0
votes

I am using prometheus and grafana to monitor some servers. One of the metrics I have exposed is called recent_tables, which contains the number of assets who have written to sql tables in the past 15 minutes (machines automatically post to sql). It's labels are table, job, and status_code. I also have metric online_assets, which has the amount of assets that are online. Its labels are cluster_id, db_host, and job.

I am trying to make an alert for when < 90% of online assets have written to sql tables recently. Before I write the alert, I am trying to get a panel in grafana to populate the data and eventually transition this to an alertmanager expr. The following queries do not work, and I don't understand why:

recent_tables < online_assets * 0.9

sum(recent_tables) by (table) < online_assets * 0.9

However, the following query works:

sum(recent_tables{table="<table>"}) - sum(online_assets)

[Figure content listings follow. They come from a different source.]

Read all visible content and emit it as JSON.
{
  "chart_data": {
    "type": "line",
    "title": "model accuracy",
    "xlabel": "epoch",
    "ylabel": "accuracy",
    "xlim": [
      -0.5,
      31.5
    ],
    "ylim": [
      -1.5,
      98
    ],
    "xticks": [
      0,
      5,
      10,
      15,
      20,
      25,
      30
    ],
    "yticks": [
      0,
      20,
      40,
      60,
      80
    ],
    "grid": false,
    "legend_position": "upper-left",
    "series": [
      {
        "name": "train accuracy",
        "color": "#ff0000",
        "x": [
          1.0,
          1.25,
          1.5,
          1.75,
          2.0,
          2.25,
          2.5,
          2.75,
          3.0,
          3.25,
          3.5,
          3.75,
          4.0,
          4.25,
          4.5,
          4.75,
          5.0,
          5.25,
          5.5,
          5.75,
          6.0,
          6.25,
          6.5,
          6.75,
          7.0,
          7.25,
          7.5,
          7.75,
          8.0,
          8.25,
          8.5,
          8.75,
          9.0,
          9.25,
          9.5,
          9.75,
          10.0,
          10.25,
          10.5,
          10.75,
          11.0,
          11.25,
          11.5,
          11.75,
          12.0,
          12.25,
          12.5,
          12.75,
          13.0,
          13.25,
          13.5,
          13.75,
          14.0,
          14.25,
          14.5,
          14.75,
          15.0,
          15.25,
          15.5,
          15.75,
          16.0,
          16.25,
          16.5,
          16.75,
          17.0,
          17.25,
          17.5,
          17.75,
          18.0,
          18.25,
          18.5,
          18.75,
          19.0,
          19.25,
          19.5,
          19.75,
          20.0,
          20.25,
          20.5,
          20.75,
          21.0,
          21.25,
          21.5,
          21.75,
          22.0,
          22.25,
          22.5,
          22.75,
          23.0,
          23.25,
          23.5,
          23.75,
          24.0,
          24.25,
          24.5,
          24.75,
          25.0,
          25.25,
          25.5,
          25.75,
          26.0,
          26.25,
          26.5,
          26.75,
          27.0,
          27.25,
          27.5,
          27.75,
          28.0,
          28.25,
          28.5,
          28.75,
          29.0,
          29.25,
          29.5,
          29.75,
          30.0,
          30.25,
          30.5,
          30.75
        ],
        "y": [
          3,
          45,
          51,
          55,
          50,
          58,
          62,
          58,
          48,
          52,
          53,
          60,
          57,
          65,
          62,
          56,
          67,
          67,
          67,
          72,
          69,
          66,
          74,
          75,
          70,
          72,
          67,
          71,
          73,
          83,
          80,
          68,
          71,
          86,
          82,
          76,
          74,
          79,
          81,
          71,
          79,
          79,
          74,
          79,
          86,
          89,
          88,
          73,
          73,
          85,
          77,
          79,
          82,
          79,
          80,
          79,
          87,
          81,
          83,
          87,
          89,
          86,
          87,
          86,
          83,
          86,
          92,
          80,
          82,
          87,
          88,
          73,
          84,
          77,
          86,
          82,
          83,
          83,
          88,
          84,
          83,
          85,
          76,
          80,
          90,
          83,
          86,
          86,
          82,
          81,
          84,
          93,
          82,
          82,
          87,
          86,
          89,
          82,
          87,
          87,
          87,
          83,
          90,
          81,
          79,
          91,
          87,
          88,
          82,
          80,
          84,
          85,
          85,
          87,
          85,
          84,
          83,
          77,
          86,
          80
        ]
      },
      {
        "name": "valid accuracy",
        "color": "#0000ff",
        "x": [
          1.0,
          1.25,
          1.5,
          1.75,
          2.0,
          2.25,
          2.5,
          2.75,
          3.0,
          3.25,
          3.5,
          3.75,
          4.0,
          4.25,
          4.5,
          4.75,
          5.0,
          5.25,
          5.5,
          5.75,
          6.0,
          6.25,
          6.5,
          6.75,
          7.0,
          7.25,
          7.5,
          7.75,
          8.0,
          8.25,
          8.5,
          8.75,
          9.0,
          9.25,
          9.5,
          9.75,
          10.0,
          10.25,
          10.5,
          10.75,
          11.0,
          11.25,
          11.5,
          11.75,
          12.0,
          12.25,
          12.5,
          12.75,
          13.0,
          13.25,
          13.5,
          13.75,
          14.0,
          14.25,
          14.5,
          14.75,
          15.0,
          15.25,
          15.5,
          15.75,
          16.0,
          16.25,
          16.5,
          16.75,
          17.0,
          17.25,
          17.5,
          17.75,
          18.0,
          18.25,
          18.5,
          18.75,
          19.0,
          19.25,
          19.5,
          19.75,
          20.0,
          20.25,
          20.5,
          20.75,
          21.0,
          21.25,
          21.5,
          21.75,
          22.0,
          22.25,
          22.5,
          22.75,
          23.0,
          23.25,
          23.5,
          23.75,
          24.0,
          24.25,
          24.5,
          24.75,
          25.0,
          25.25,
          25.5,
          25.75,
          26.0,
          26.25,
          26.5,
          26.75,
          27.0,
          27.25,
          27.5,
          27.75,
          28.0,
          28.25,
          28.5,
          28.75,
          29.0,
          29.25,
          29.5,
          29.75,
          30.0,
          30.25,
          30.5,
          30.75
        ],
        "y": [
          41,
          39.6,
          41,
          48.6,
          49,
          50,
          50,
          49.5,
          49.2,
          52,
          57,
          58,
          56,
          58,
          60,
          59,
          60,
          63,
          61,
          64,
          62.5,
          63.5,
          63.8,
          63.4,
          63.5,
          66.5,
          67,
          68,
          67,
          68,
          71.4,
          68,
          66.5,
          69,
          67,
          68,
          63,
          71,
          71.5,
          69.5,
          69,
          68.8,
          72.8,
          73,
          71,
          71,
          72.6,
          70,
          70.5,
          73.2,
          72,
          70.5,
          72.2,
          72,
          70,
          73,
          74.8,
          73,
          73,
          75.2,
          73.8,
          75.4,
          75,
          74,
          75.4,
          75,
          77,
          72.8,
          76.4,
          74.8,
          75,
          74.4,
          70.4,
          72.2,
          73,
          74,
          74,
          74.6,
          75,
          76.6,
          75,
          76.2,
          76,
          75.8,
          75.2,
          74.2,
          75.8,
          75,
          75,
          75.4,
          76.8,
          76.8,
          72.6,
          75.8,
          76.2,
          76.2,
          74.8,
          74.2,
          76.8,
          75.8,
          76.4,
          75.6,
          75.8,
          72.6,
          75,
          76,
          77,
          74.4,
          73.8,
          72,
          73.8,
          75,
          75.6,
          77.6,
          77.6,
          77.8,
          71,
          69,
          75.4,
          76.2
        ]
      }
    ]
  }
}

I do not want to have to make an alert based on every table (this is possible through ansible), but I would like to understand if there is a way to get multiple vectors out of the same query.

1
In order to make an informed answer, we would need the labels of each metric. Best would be a sample.Michael Doubez
Hi Michael, live_assets have cluster_id, db_host, and job labels. Ex; live_assets{cluster_id="east", db_host="pgserver1", job="live_asset_count"} 2000. recent_tables has labels job, status_code, and table. Ex; recent_tables{table="user_accounts", status_code=200, job="recent_user_accounts"} 1500py_guy_5
AFAIS, there is no way to relate a table with the corresponding number of assets. What do you want to compare and on which dimension ? You have to indicate to the operators how to match elements (using ON()). And if there are more elements on one side, you have to indicate it with group_left or group_right.Michael Doubez
You were exactly right, I wish I could upvote this response. The query I needed was: sum(recent_tables) by (table) - ignoring(table) group_left() sum(live_assets) * 0.9 < 0. I am sure this can be simplified but this will do for now. I was missing the fact that metrics with uneven labels could not be merged. Thank you!py_guy_5

1 Answers

0
votes

As Michael Doubez pointed out, you cannot have unbalanced label dimensions when making queries.

I ended up with the following: sum(recent_tables) by (table) - ignoring(table) group_left() sum(live_assets) * 0.9 < 0

This accounts for the mismatch in dimensions but there may be a cleaner way.